Despite the move by 23 states to legalize medical marijuana, and five states to legalize its recreational use, the federal government is still considering it a controlled substance like heroin or LSD.
Bills for decriminalizing marijuana have been introduced
It is not for lack of trying on the part of some congress members, but getting the passage of new legislature, especially one steeped in controversy, is never a quick process.
Take for example the Regulate Marijuana Like Alcohol Act that was introduced by Representative Jared Polis from Colorado. The bill was introduced on February 20, 2015, and was assigned to a congressional committee for consideration. If passed the bill would “decriminalize marijuana at the Federal level, to leave to the States a power to regulate marijuana that is similar to the power they have to regulate alcohol, and for other purposes.” According to the GovTrack.us website, the bill has a one percent chance of being enacted.
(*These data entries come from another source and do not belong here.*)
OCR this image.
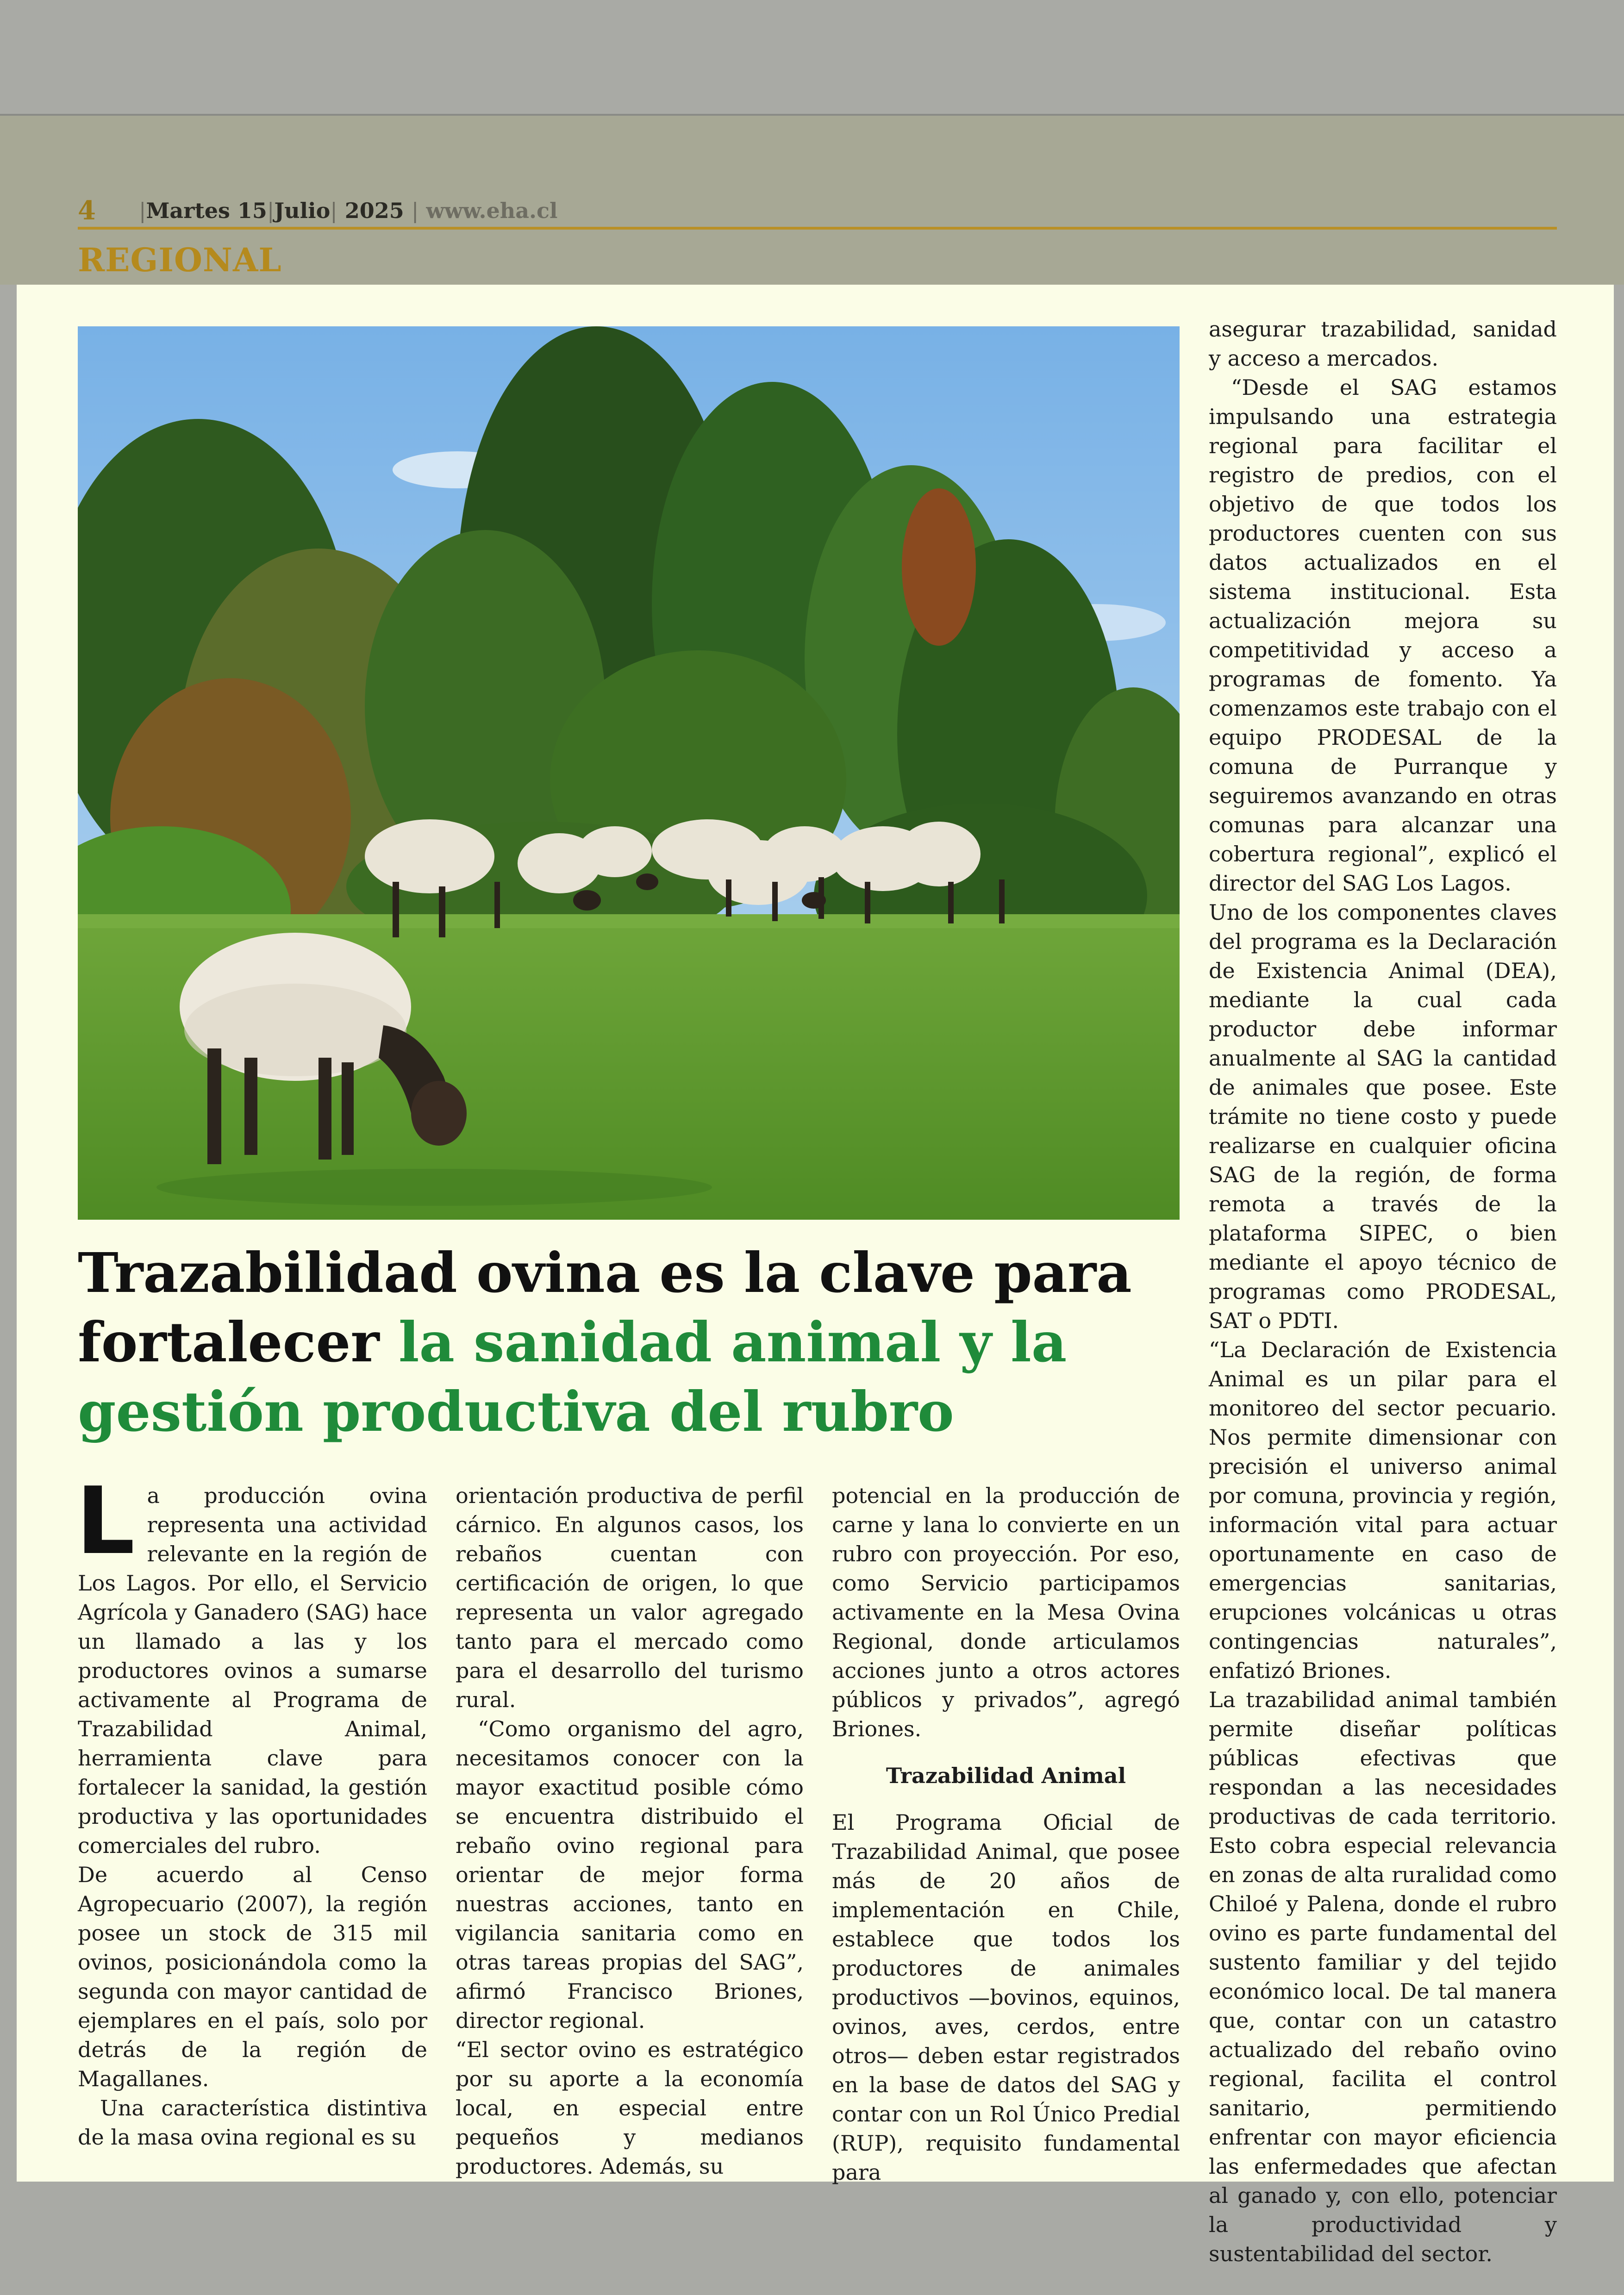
4 |Martes 15|Julio| 2025 | www.eha.cl
REGIONAL
Trazabilidad ovina es la clave para fortalecer la sanidad animal y la gestión productiva del rubro

La producción ovina representa una actividad relevante en la región de Los Lagos. Por ello, el Servicio Agrícola y Ganadero (SAG) hace un llamado a las y los productores ovinos a sumarse activamente al Programa de Trazabilidad Animal, herramienta clave para fortalecer la sanidad, la gestión productiva y las oportunidades comerciales del rubro.

De acuerdo al Censo Agropecuario (2007), la región posee un stock de 315 mil ovinos, posicionándola como la segunda con mayor cantidad de ejemplares en el país, solo por detrás de la región de Magallanes.

Una característica distintiva de la masa ovina regional es su

orientación productiva de perfil cárnico. En algunos casos, los rebaños cuentan con certificación de origen, lo que representa un valor agregado tanto para el mercado como para el desarrollo del turismo rural.

“Como organismo del agro, necesitamos conocer con la mayor exactitud posible cómo se encuentra distribuido el rebaño ovino regional para orientar de mejor forma nuestras acciones, tanto en vigilancia sanitaria como en otras tareas propias del SAG”, afirmó Francisco Briones, director regional.

“El sector ovino es estratégico por su aporte a la economía local, en especial entre pequeños y medianos productores. Además, su

potencial en la producción de carne y lana lo convierte en un rubro con proyección. Por eso, como Servicio participamos activamente en la Mesa Ovina Regional, donde articulamos acciones junto a otros actores públicos y privados”, agregó Briones.

Trazabilidad Animal

El Programa Oficial de Trazabilidad Animal, que posee más de 20 años de implementación en Chile, establece que todos los productores de animales productivos —bovinos, equinos, ovinos, aves, cerdos, entre otros— deben estar registrados en la base de datos del SAG y contar con un Rol Único Predial (RUP), requisito fundamental para

asegurar trazabilidad, sanidad y acceso a mercados.

“Desde el SAG estamos impulsando una estrategia regional para facilitar el registro de predios, con el objetivo de que todos los productores cuenten con sus datos actualizados en el sistema institucional. Esta actualización mejora su competitividad y acceso a programas de fomento. Ya comenzamos este trabajo con el equipo PRODESAL de la comuna de Purranque y seguiremos avanzando en otras comunas para alcanzar una cobertura regional”, explicó el director del SAG Los Lagos.

Uno de los componentes claves del programa es la Declaración de Existencia Animal (DEA), mediante la cual cada productor debe informar anualmente al SAG la cantidad de animales que posee. Este trámite no tiene costo y puede realizarse en cualquier oficina SAG de la región, de forma remota a través de la plataforma SIPEC, o bien mediante el apoyo técnico de programas como PRODESAL, SAT o PDTI.

“La Declaración de Existencia Animal es un pilar para el monitoreo del sector pecuario. Nos permite dimensionar con precisión el universo animal por comuna, provincia y región, información vital para actuar oportunamente en caso de emergencias sanitarias, erupciones volcánicas u otras contingencias naturales”, enfatizó Briones.

La trazabilidad animal también permite diseñar políticas públicas efectivas que respondan a las necesidades productivas de cada territorio. Esto cobra especial relevancia en zonas de alta ruralidad como Chiloé y Palena, donde el rubro ovino es parte fundamental del sustento familiar y del tejido económico local. De tal manera que, contar con un catastro actualizado del rebaño ovino regional, facilita el control sanitario, permitiendo enfrentar con mayor eficiencia las enfermedades que afectan al ganado y, con ello, potenciar la productividad y sustentabilidad del sector.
Without federal legalization, the federal government could take action at any time
“While President Obama and the Justice Department have allowed the will of voters in states like Colorado and 22 other jurisdictions to move forward, small business owners, medical marijuana patients, and others who follow state laws still live with the fear that a new administration — or this one — could reverse course and turn them into criminals,” said Representative Polis in a statement. “It is time for us to replace the failed prohibition with a regulatory system that works and let states and municipalities decide for themselves if they want, or don’t want, to have legal marijuana within their borders.”
“Despite the compelling case for legalization, and progress toward legalization at the state level, ultimate success is not assured,” wrote Harvard economist Jeff Miron, a vocal supporter of marijuana policy reform. “Federal law still prohibits marijuana, and existing jurisprudence (Gonzales v. Raich 2005) holds that federal law trumps state law when it comes to marijuana prohibition. So far, the federal government has mostly taken a hands-off approach to state medicalizations and legalizations, but in January 2017, the country will have a new president. That person could order the attorney general to enforce federal prohibition regardless of state law.”
Some of the toughest senators are now talking about the need for cannabis research
Specifically, Senator Chuck Grassley, Senator Orrin Hatch, and Senator Dianne Feinstein have all let their voices be heard in favor of more clinical research regarding medical uses of the marijuana plant compound called cannabidiol or CBD. CBD has shown promise in the treatment of many conditions, such as diabetes, cancer, alcoholism, chronic pain, and some forms of intractable epilepsy.
Senators Hatch and Feinstein both vocalized their belief that CBD has potential benefits that parents of sick children are unable to access because of current drug laws. However, they went to great lengths to let it be known they don’t condone the use of recreational marijuana.
“I have deep concern that [pot] does more harm than anything else,” said Senator Feinstein in an interview. “But in terms of the medical aspects of it, it’s a totally different picture. It’s like any other plant. I’m sure there are other plants that if you ate you’d hallucinate or something. But if you can get the beneficial parts out, get them researched, be able to standardize it, regulate it, you may have something very good.”
Progress has definitely been made in getting medicinal benefits of marijuana recognized
“I understand the desire for caution. We’re Congress. We act slowly,” said Senator Hatch, the Senate’s longest-serving Republican and the current chairman of the Finance Committee. “But we must remember that these are people’s lives we’re dealing with. These are people for whom a five- or ten-year delay is not an inconvenience, but a potential death sentence.”
Senator Feinstein said her goal was “to get this process expanded, and get it legitimized and get it regulated. And I think those are the things we have to do and do as quickly as we can.”
Making inroads to assisting with research efforts
A big sticking point for cannabis research has been the difficulty in obtaining marijuana to study. Because of the legal aspects, researchers have to undergo a rigorous Food and Drug Administration and Drug Enforcement Administration process for approval before getting marijuana from the single authorized U.S. supplier.
Thankfully, the Democratic administration took two actions in June of this year that can greatly assist the medical-research movement:
· The U.S. Department of Health and Human Services (HHS) scrapped a “duplicative 16-year old paperwork review” required of private researchers wishing to do studies on marijuana.
· Both the HHS and the Justice Department took steps to consider if CBD should be classified separately from the entire marijuana plant and on a less restrictive level.
If you or someone you love suffers from a medical condition that could find relief from medical marijuana use, take heart that progress on federal legalization does seem to be in the works.